Lo necesitábamos para que nos explicara dónde estaba nuestro error. Por la mañana, Miguel golpeó a la puerta como siempre, y nos atropellamos para abrirle. Le explicamos lo que pasaba y le pedimos que nos dijera dónde nos estábamos equivocando. Entrecerró los ojos y sonriente dijo: “Muchachos, seguro que está mal”. No fue una novedad; nosotros sabíamos que tenía que estar mal. Y comenzó a explicarnos, pero nosotros le refutábamos todo lo que decía. Escribía en el pizarrón con las tizas amarillas con las que siempre nos ensuciábamos las manos, pero no había forma. Peor aún: Miguel empezó a quedarse callado, a pensar. Y se sentó en el sofá de una plaza
que había en la oficina. Tomó su libro, el libro que él había escrito, leyó una y otra vez lo que él había inventado y nos dijo, lo que para mí sería una de las frases más iluminadoras de mi vida: “No entiendo”. Y se hizo un silencio muy particular.
¿Cómo? ¿Miguel no entendía? ¡Pero si lo había escrito él! ¿Cómo era posible que no fuera capaz de entender lo que él mismo había pensado? Esa fue una lección que no olvidé nunca. Miguel hizo gala de una seguridad muy particular y muy profunda: podía dudar, aun de sí mismo. Ninguno de nosotros iba a dudar de su capacidad. Ninguno iba a pensar que otro había escrito lo que estaba en su libro. No. Miguel se mostraba como cualquiera de nosotros… falible. Y ésa fue la lección. ¿Qué problema hay en no entender? ¿Se había transformado acaso en una peor persona o en un burro porque no entendía? No, y eso que se daba el lujo de decir frente a sus dos alumnos y doctorandos que no entendía lo que él mismo había escrito.
Por supuesto, no hace falta decir que después de llevárselo a su oficina, y de dedicarle un par de días, Miguel encontró el error. Ni Quiquín ni yo pasamos a la fama, y él nos explicó en dónde estábamos equivocados. Con el tiempo nos doctoramos, pero eso, en este caso, es lo que menos importa. Miguel nos había dado una lección de vida, y ni siquiera lo supo ni se lo propuso. Así son los grandes.
2 comentarios:
Magnífica demostración de que la humildad te ayuda a progresar. Esto casi debiera ser una asignatura para futuros educadores, o por lo menos un cursillo. El tema sería aprender a decir a los educandos:”Disculpen, muchach@s, me he equivocado” o “Miren, muchach@s, eso no lo entiendo, no lo sé... vamos a buscarlo todos juntos”. Y, a progresar, todos!

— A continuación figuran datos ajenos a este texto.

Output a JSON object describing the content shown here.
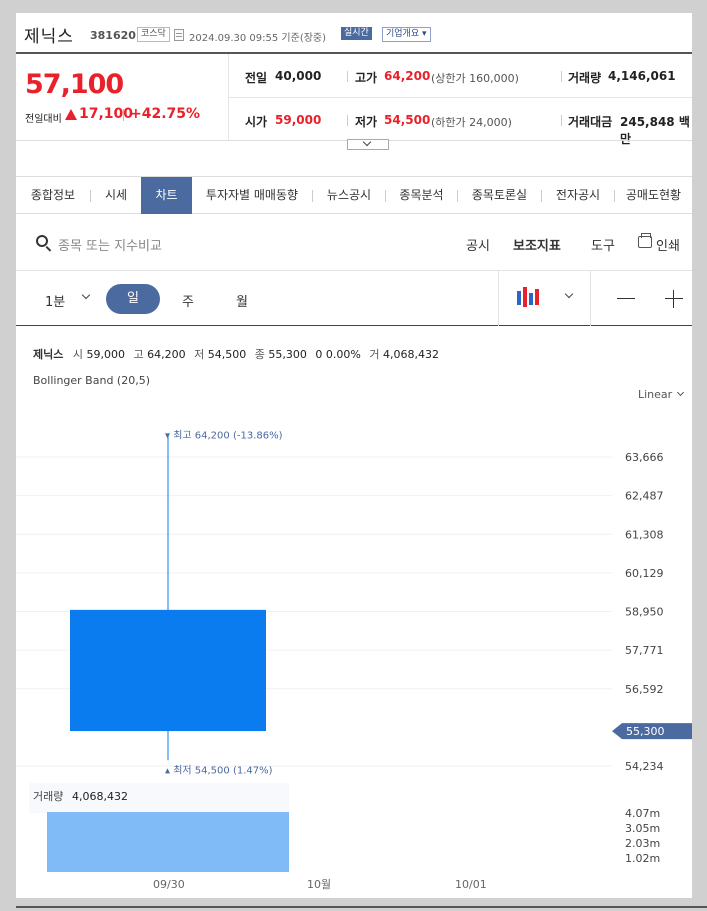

Porque realmente “Si uno quiere aprender algo, tiene que comprometerse a enseñarlo…” y si uno quiere enseñar algo, tiene que comprometerse a seguir aprendiéndolo.
‘Aprender enseñando’ y ‘enseñar aprendiendo’son dos expresiones que, desgraciadamente y por el momento, a muchos educadores les parecen absolutamente paradójicas. ¡Cambiémoslo!
que buena reflexión Joelle, gracias, El Blogger.